Help Page: 3dswap-pred | Prediction of 3D domain swapping from protein sequence

Help Page: 3dswap-pred - Prediction of 3D domain swapping from protein sequence:

3dswap-pred is a webserver developed for the prediction of the structural phenomenon "3D-domain swapping" from protein sequence data. 3dswap-pred is using a unique machine learning approach based on the ensemble classifier - "Random Forest" for the prediction. 3DSwap-pred server is providing a prior method to understand the 3D domain swapping to develop approaches that enable to scan sequences for identifying putative members which can be involved in 3D domain swapping.

3dswap-pred - Help Index:

3dswap-pred - Introduction
3D-domain swapping
3dswap-pred - Dataset
3dswap-pred - Features
3dswap-pred - Random Forest
3dswap-pred - Input / Output Features
3dswap-pred - FASTA format guidelines & example input files
3dswap-pred - References

3dswap-pred - Introduction:

3D domain swapping is a protein structural phenomenon that evolved as a mechanism for oligomeric assembly. Several experimental and computational studies are performed earlier to understand various aspects of domain swapping. 3DSwap-Pred use a RandomForest based algorithm for the prediction. 3D domain swapping is a protein structural phenomenon that mediates the formation of the higher oligomers in a variety of proteins with different structural and functional properties. This phenomenon plays important role in mediating functions ranging from oligomerization to pathological conformational diseases. 3D swapping can be observed only when a protein structure is solved in the swapped conformation in the oligomeric state. This is a limiting step to understand this important structural phenomenon in a large scale. 3Dswap-pred algorithm is designed to classify a given protein sequence as "swapping" or "non-swapping" based on the Random Forest based classifier. We have used literature curated sequences of proteins involved in 3D swapping as positive dataset. Negative data set is derived using a new sequence mining method to improve the accuracy of the algorithm. A set of 126 sequence based features are employed as vectors in the classifier. Using an independent validation dataset of 68 positive sequences and 313 negative sequences, 3DSwap-Pred achieved an accuracy of 63.78 in testing and accuracy of 62.34 during training.

3D-domain swapping:

3D domain swapping is a protein structural phenomenon that mediates the formation of the higher oligomers in a variety of proteins with different structural and functional properties. A protein structure is reported in swapped conformation, when a minimum of two chains of an oligomeric structure share a structural segment between the chains to forms a stable structure. 3D swapping is mainly facilitated by the hinge region and swapped regions. A hinge region can be generally defined as a short stretch of amino acids mostly in a loop conformation that link between the swapped segment and the remaining core of the protein. A swapped region is the region which is structural segment following the hinge region that is shared by the other chain.
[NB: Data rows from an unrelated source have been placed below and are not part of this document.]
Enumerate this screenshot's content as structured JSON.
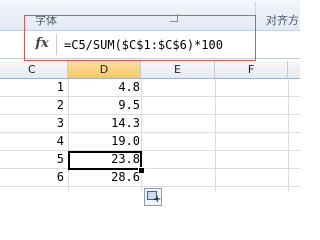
{
  "ribbon": {
    "font_group_label": "字体",
    "alignment_group_label": "对齐方"
  },
  "formula_bar": {
    "fx_label": "fx",
    "formula": "=C5/SUM($C$1:$C$6)*100"
  },
  "columns": [
    "C",
    "D",
    "E",
    "F"
  ],
  "selected_column": "D",
  "rows": [
    {
      "c": "1",
      "d": "4.8"
    },
    {
      "c": "2",
      "d": "9.5"
    },
    {
      "c": "3",
      "d": "14.3"
    },
    {
      "c": "4",
      "d": "19.0"
    },
    {
      "c": "5",
      "d": "23.8"
    },
    {
      "c": "6",
      "d": "28.6"
    }
  ],
  "active_cell": "D5",
  "icons": {
    "launcher": "dialog-launcher-icon",
    "autofill": "autofill-options-icon"
  },
  "colors": {
    "highlight_box": "#e0574f",
    "selected_header": "#f6c865"
  }
}
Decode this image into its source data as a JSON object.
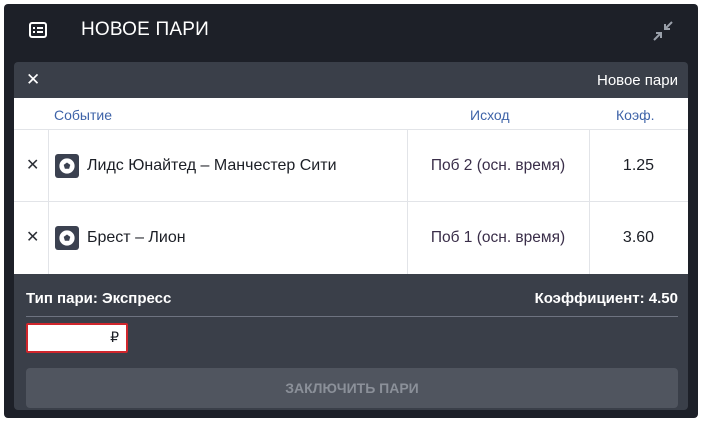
{
  "header": {
    "title": "НОВОЕ ПАРИ"
  },
  "card": {
    "title": "Новое пари"
  },
  "table": {
    "columns": {
      "event": "Событие",
      "outcome": "Исход",
      "coef": "Коэф."
    },
    "rows": [
      {
        "event": "Лидс Юнайтед – Манчестер Сити",
        "outcome": "Поб 2 (осн. время)",
        "coef": "1.25"
      },
      {
        "event": "Брест – Лион",
        "outcome": "Поб 1 (осн. время)",
        "coef": "3.60"
      }
    ]
  },
  "summary": {
    "bet_type": "Тип пари: Экспресс",
    "coefficient": "Коэффициент: 4.50"
  },
  "stake": {
    "value": "",
    "currency": "₽"
  },
  "submit": {
    "label": "ЗАКЛЮЧИТЬ ПАРИ"
  },
  "icons": {
    "header": "betslip-icon",
    "collapse": "collapse-icon",
    "sport": "football-icon"
  },
  "colors": {
    "panel_bg": "#1d2028",
    "card_bg": "#3a3f49",
    "header_link": "#3e63a8",
    "stake_border": "#d0262c"
  }
}
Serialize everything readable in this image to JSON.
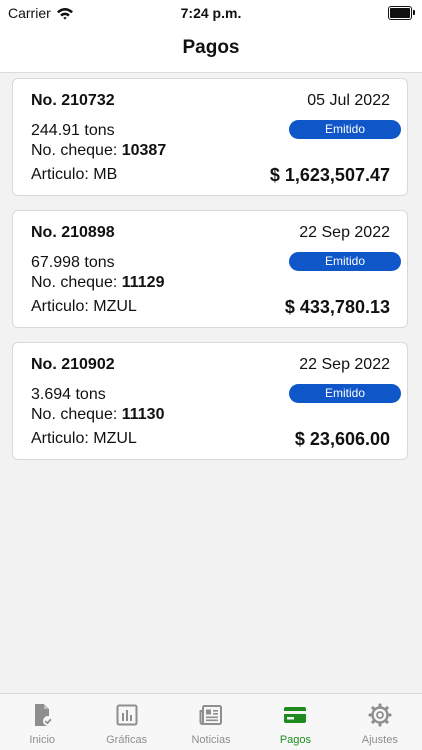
{
  "status_bar": {
    "carrier": "Carrier",
    "time": "7:24 p.m."
  },
  "nav": {
    "title": "Pagos"
  },
  "payments": [
    {
      "number": "No. 210732",
      "date": "05 Jul 2022",
      "tons": "244.91 tons",
      "cheque_label": "No. cheque:",
      "cheque_number": "10387",
      "status": "Emitido",
      "articulo": "Articulo: MB",
      "amount": "$ 1,623,507.47"
    },
    {
      "number": "No. 210898",
      "date": "22 Sep 2022",
      "tons": "67.998 tons",
      "cheque_label": "No. cheque:",
      "cheque_number": "11129",
      "status": "Emitido",
      "articulo": "Articulo: MZUL",
      "amount": "$ 433,780.13"
    },
    {
      "number": "No. 210902",
      "date": "22 Sep 2022",
      "tons": "3.694 tons",
      "cheque_label": "No. cheque:",
      "cheque_number": "11130",
      "status": "Emitido",
      "articulo": "Articulo: MZUL",
      "amount": "$ 23,606.00"
    }
  ],
  "tab_bar": {
    "items": [
      {
        "label": "Inicio",
        "icon": "document-check-icon"
      },
      {
        "label": "Gráficas",
        "icon": "bar-chart-icon"
      },
      {
        "label": "Noticias",
        "icon": "newspaper-icon"
      },
      {
        "label": "Pagos",
        "icon": "credit-card-icon",
        "active": true
      },
      {
        "label": "Ajustes",
        "icon": "gear-icon"
      }
    ]
  },
  "colors": {
    "badge_blue": "#0f56c9",
    "active_tab_green": "#1e8b1e",
    "inactive_tab_gray": "#8e8e8e",
    "background": "#f2f2f2"
  }
}
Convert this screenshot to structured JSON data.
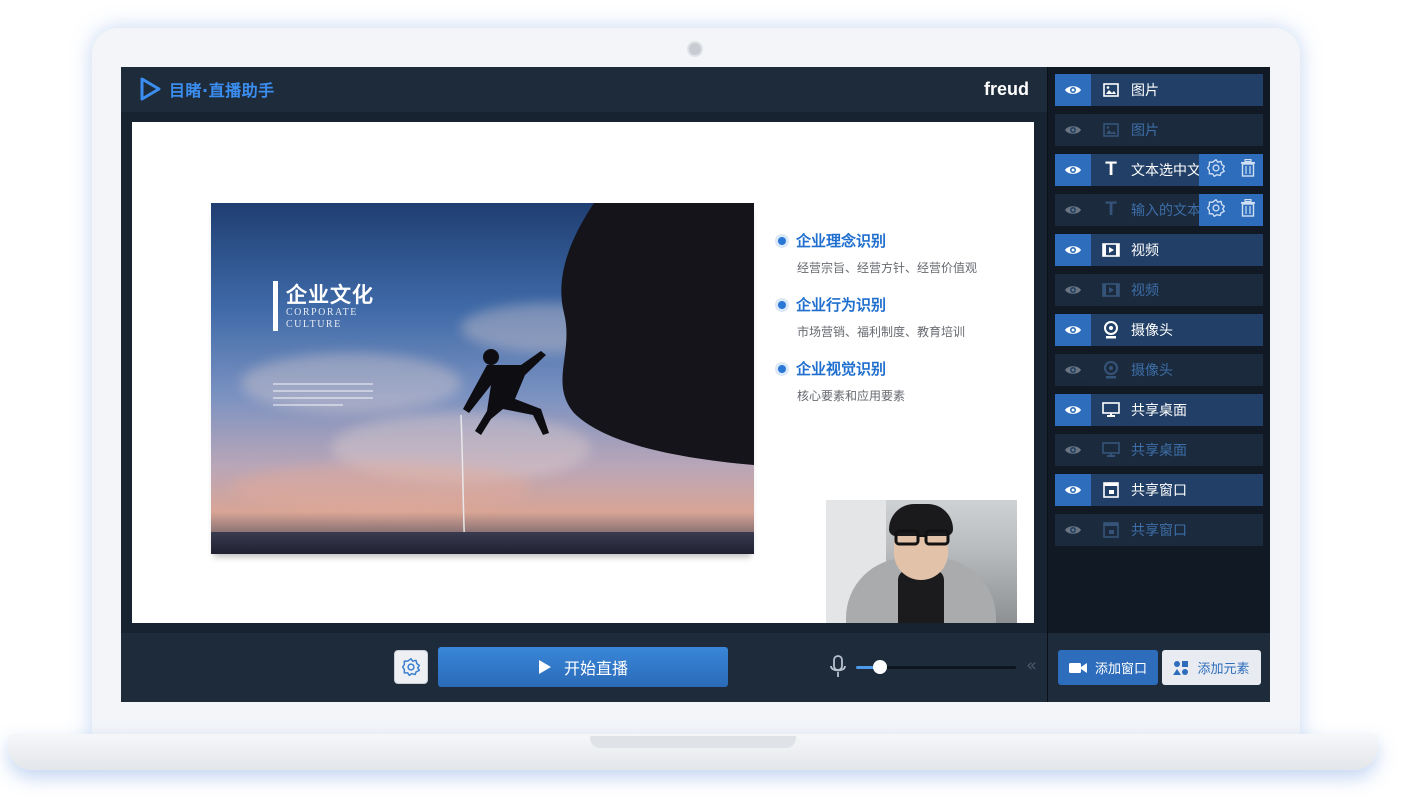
{
  "app": {
    "title": "目睹·直播助手",
    "username": "freud"
  },
  "slide": {
    "photo_title": "企业文化",
    "photo_subtitle_1": "CORPORATE",
    "photo_subtitle_2": "CULTURE",
    "bullets": [
      {
        "heading": "企业理念识别",
        "detail": "经营宗旨、经营方针、经营价值观"
      },
      {
        "heading": "企业行为识别",
        "detail": "市场营销、福利制度、教育培训"
      },
      {
        "heading": "企业视觉识别",
        "detail": "核心要素和应用要素"
      }
    ]
  },
  "controls": {
    "start_label": "开始直播",
    "volume_level": 0.15,
    "collapse_label": "«"
  },
  "layers": [
    {
      "label": "图片",
      "icon": "image-icon",
      "visible": true
    },
    {
      "label": "图片",
      "icon": "image-icon",
      "visible": false
    },
    {
      "label": "文本选中文",
      "icon": "text-icon",
      "visible": true,
      "tools": true
    },
    {
      "label": "输入的文本",
      "icon": "text-icon",
      "visible": false,
      "tools": true
    },
    {
      "label": "视频",
      "icon": "video-icon",
      "visible": true
    },
    {
      "label": "视频",
      "icon": "video-icon",
      "visible": false
    },
    {
      "label": "摄像头",
      "icon": "webcam-icon",
      "visible": true
    },
    {
      "label": "摄像头",
      "icon": "webcam-icon",
      "visible": false
    },
    {
      "label": "共享桌面",
      "icon": "monitor-icon",
      "visible": true
    },
    {
      "label": "共享桌面",
      "icon": "monitor-icon",
      "visible": false
    },
    {
      "label": "共享窗口",
      "icon": "window-icon",
      "visible": true
    },
    {
      "label": "共享窗口",
      "icon": "window-icon",
      "visible": false
    }
  ],
  "footer": {
    "add_window_label": "添加窗口",
    "add_element_label": "添加元素"
  },
  "colors": {
    "accent": "#2e6dbb",
    "panel_bg": "#101924",
    "topbar_bg": "#1d2b3b",
    "heading_blue": "#1f6fcf"
  }
}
Figure 1: Chains are colored in cyan and green. Figure 2: Hinge region is colored in red and Swapped region is colored in coffee_brown

3dswap-pred - Dataset:

Positive sequence dataset is obtained from the curated a database of protein structures reported to be involved in 3D domain swapping. This dataset is currently being compiled as a database of 3D domain swapping in proteins (3Dswap: Knowledgebase of 3D Domain swapping in proteins). Based on the literature curation and structure analyses, protein structures with well defined .hinge regions. and .swapped regions. were included in the positive dataset. 805 sequences from the structures were extracted using custom Perl scripts from a total of 299 structures. Redundant datasets are removed using CD-HIT at 40% cut-off. Negative data set id derived using a novel data mining approach. To add diversity to the negative dataset and to avoid potential bias within the dataset, we retrieved representative sequence of one structure from each SCOP superfamily. We only consider the major four structural classes: all-&beta, all-&alpha, &alpha+&beta and &alpha/&beta. From this large sequence pool of negative datasets, we removed representative superfamily members that are present in the positive dataset. We have also removed the redundant sequences based on a CD-HIT performed at 40% cut-off to remove further redundancy. As a validation step for selecting appropriate negative dataset, we used DIAL server to scan the structural co-ordinates of proteins in negative dataset to assure that we have only non-swap cases in negative dataset. Only single continuous domains reported by DIAL server is considered in the final dataset used in testing and training of the ensemble classifier.

3dswap-pred - Features:

Sequence derived features are used in this study this study can be broadly classified as composition based features, sequence derived fusion features and physico-chemical features derived from AAINDEX database. Composition based features refers to the feature derived from composition of amino acids present in the sequences used in positive and negative datasets. Sequence derived fusion features refers to the new class of hybrid features where two distinct features are combined to define a new, distinct features. Physicochemical properties derived from AAINDEX database is used to compute the properties.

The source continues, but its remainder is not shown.